O próprio Paim havia publicado um vídeo anunciando que desistia da candidatura, mas acabou convencido a retomar a empreitada. De São Borja, onde cumpria quarentena em sua fazenda, Heinze comandou a reviravolta.
Desgaste
Ainda marcado por ter sido forçado a renunciar à candidatura ao Piratini em 2018 —quando Ana Amélia Lemos levou o PP a uma aliança com Eduardo Leite (PSDB), tornando-se vice na chapa presidencial do tucano Geraldo Alckmin — Heinze não aceitou novo recuo.
Com direito a indicar o destino de R$ 3,6 milhões em recursos do fundo eleitoral, o senador bancou a presença de Paim na disputa, chefia o conselho político da campanha e é uma das figuras mais assíduas na propaganda. Há duas semanas, chegou a comandar sozinho uma carreata pelas ruas da Capital, enquanto o candidato se recuperava da covid-19 em casa. Em nota, a direção do PP desvincula a atual mobilização de Heinze do próximo pleito.
Com forte presença no Interior, face à defesa que faz do agronegócio, o senador sabe que para 2022 precisa de maior penetração nos grandes aglomerados urbanos. Além de Porto Alegre, ele também deu suporte às candidaturas próprias do partido em Pelotas e Santa Maria, dois dos maiores colégios eleitorais do Estado e onde o PP caminhava para apoiar a reeleição dos atuais prefeitos, ambos do PSDB.
Sem eleger um governador há quase 40 anos — o último foi Jair Soares, em 1982 — a cúpula partidária apoia o movimento de Heinze, mas enfrenta desgaste por causa do investimento na Capital. Candidatos pelo Estado afora reclamam dos parcos recursos recebidos do partido, enquanto em Porto Alegre estão sendo gastos mais de R$ 1 milhão em uma campanha que não consegue sair do sétimo lugar nas pesquisas.

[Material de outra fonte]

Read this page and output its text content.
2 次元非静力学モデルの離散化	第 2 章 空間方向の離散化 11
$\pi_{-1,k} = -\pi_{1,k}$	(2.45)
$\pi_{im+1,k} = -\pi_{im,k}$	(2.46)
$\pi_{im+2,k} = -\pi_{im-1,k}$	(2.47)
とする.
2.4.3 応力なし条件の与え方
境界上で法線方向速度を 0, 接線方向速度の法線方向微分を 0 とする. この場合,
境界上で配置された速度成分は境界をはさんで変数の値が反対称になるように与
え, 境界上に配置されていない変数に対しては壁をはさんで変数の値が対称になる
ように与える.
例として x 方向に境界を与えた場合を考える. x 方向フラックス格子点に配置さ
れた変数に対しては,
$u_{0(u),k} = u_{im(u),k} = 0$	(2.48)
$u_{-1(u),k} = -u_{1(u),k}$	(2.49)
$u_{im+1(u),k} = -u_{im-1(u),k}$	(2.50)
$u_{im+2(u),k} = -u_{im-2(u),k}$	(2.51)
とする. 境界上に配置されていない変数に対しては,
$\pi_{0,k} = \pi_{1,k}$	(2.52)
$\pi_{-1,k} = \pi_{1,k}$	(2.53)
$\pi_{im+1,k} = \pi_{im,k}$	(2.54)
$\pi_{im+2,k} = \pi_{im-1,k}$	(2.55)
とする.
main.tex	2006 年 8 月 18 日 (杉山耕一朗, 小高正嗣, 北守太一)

PCdoB e PT reforçam laços e tucanos avaliam sucessão
No outro espectro ideológico, a aliança entre PT e PCdoB em torno de Manuela D’Ávila reforça a proximidade dos dois partidos e cimenta a união para 2022, embora tenha origem em 2018. Naquele ano, Manuela abriu mão da disputa presidencial e aceitou ser vice de Fernando Haddad. Agora, em gratidão ao gesto e consciente de que ela era a candidata mais competitiva da esquerda, pela primeira vez o PT aceitou ceder a cabeça de chapa. Ainda assim, Manuela evita qualquer citação a questões políticas nacionais na campanha e jamais exibiu o ex-presidente Luiz Inácio Lula da Silva na propaganda de rádio e TV.
No PSDB, além de dar continuidade ao projeto vitorioso em 2016, a reeleição de Nelson Marchezan é considerada estratégica para robustecer a campanha do partido à Presidência em 2022 depois da pífia performance de Geraldo Alckmin há dois anos, quando teve apenas 4,6% dos votos na Capital. Por enquanto, o governador de São Paulo, João Doria, trilha sozinho a candidatura. Todavia, o nome do governador Eduardo Leite sempre é lembrado como primeira alternativa ao paulistano.
Para os tucanos, a eleição também conversa com a disputa à sucessão do próprio Leite. Até agora, o governador diz que não pretende concorrer à reeleição. Se a intenção se confirmar, os herdeiros naturais de uma candidatura de situação seriam Marchezan e a prefeita de Pelotas, Paula Mascarenhas, sobretudo se ambos renovarem o mandato nas urnas neste ano.
— A eleição municipal sempre tem esses contornos de preparar a disputa seguinte. Muito político aproveita para melhorar o recall, se fazer lembrado pelos eleitores. O curioso é que o cenário atual mostra que está acabando aquela velha polarização PT versus MDB que por tantos anos acompanhou as eleições no Estado. Os dois partidos enfrentam crises de renovação e não têm candidatos naturais ao governo em 2022. Por outro lado, o PDT tem Romildo Bolzan e o PSDB pode ter ao menos três nomes: Leite, Marchezan ou Paula — aponta o cientista político Carlos Eduardo Borenstein.